Federal auditors could soon be checking to see how well insurers and self-insured group plans are paying into the new Patient Protection and Affordable Care Act (PPACA) reinsurance program. 

The U.S. Department of Health and Human Services (HHS) bases the amounts insurers and self-insured plans owe for the reinsurance program on enrollee counts.

Federal auditors will be looking for records that “confirm that the number of covered lives was correctly calculated and that the correct amount of reinsurance contributions was paid,” officials with the Centers for Medicare & Medicaid Services (CMS), an arm of HHS, wrote in an answer to a question from a member of the public.

Federal auditors will also look for entities that were supposed to pay into the reinsurance program and failed to do so, CMS officials say.

“A contributing entity must maintain documents and records, whether paper, electronic, or in other media, sufficient to substantiate the enrollment count submitted pursuant to this section for a period of at least 10 years,” officials say.

A contributing entity has to be ready to show its enrollment records to auditors from HHS itself, the HHS Office of Inspector General (HHS OIG), and the U.S. Government Accountability Office (GAO), officials say.

See also: What the PPACA exchange cops hope to bag

CMS officials talk about PPACA reinsurance program payment compliance audits, and other reinsurance program payment issues, in two informal answers to questions from members of the public. CMS posted the questions and answers behind a log-in wall in the frequently asked questions (FAQ) section of the Registration for Technical Assistance Portal (REGTAP) website.

PPACA prohibits health insurers from using personal health information when deciding whether to issue individual and small-group coverage. The law also prohibits insurers from using personal information other than applicant age, location and tobacco use when setting coverage premiums.

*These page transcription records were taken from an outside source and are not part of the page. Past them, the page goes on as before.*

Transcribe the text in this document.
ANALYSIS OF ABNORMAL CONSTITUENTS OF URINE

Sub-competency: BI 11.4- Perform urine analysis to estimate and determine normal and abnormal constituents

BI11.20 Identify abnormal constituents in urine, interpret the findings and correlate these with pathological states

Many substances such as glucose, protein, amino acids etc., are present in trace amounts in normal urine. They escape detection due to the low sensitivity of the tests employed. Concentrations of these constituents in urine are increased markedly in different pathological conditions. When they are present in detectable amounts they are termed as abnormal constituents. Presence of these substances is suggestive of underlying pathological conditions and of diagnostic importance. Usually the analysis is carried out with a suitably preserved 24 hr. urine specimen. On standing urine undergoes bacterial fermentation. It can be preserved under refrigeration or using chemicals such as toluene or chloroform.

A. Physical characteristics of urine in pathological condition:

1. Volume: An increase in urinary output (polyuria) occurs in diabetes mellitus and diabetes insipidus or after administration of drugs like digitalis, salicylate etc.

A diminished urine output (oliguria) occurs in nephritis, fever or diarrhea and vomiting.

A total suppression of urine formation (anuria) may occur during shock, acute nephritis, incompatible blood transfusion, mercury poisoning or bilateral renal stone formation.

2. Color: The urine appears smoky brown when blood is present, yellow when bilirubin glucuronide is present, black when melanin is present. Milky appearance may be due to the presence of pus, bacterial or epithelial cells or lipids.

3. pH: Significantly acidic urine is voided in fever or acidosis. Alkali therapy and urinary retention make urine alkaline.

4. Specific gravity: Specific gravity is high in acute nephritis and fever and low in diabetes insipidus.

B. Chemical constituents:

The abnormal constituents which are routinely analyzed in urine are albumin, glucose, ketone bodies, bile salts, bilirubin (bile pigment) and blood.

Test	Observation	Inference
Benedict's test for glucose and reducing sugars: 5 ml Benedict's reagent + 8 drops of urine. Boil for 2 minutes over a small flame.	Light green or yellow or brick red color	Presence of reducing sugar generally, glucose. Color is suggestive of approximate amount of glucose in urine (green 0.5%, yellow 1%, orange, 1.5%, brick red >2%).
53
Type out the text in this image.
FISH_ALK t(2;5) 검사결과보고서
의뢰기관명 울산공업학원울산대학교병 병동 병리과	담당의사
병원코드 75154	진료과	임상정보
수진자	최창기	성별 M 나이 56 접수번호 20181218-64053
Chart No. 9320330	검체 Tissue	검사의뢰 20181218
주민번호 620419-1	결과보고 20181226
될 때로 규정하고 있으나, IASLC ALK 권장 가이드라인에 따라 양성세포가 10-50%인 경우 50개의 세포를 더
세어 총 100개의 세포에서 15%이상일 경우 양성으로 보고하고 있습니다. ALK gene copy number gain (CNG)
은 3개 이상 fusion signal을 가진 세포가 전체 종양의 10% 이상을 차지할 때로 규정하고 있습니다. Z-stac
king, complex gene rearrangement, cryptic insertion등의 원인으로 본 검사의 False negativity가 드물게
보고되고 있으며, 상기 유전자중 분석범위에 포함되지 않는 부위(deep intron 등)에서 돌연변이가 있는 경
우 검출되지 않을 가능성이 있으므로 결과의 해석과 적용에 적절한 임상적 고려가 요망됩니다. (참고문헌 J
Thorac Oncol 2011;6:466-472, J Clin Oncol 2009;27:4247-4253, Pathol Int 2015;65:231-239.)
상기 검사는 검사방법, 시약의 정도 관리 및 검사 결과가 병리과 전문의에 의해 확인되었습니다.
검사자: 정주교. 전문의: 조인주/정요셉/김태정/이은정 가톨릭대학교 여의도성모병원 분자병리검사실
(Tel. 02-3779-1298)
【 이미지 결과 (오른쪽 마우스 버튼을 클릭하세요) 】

Drafters of PPACA created the reinsurance program in an effort to protect health insurers against spikes in health claim risk that might occur because of the new PPACA underwriting rules and other PPACA rules and programs. The reinsurance program is supposed to pay a portion of the enrollee claims costs for enrollees who end up with very high claim totals in 2014, 2015 or 2016. For 2014, the “attachment point,” or reinsurance deductible, is $45,000. The program will cover 2014 claims over $45,000, up to a maximum of $250,000.

HHS is funding the reinsurance program by imposing a flat per-enrollee reinsurance program charge on every enrollee in an insured major medical plan and many enrollees in self-insured employer group health plans. 

CMS officials have seemed to be comfortable with PPACA reinsurance program fee revenue. Originally, CMS officials promised to pay just 80 percent of the eligible 2014 claims. In June, officials said CMS had taken in enough reinsurance program revenue to pay 100 percent of the amount eligible for reinsurance protection.

But the new CMS reinsurance payments FAQs imply that some contributing entities may have been slow to make their contributions. In addition to answer a question about reinsurance program payment audits, CMS officials talk about the consequences for making program payments late.

“Any amount owed to the federal government by an issuer and its affiliates for reinsurance is a determination of debt,” officials say.

Reinsurance program debt “will be subject to the federal debt collection rules,” officials say.

The amounts owed are subject to the federal False Claims Act (FCA), officials add.

CMS officials do not give details in the new guidance about the kind of federal collection process that would apply to reinsurance collections, or how CMS thinks the False Claims Act penalties would be applied.

In earlier discussions of debt collection for another PPACA program, the PPACA risk-adjustment program, CMS officials said that CMS “will use all appropriate debt collection processes available to the federal government.”

See also: What if CMS risk-adjustment bill collectors fail?

In 2013, CMS officials said they had been asking the U.S. Treasury Department, the parent of the Internal Revenue Services (IRS), to help collect delinquent debts for a non-PPACA CMS program.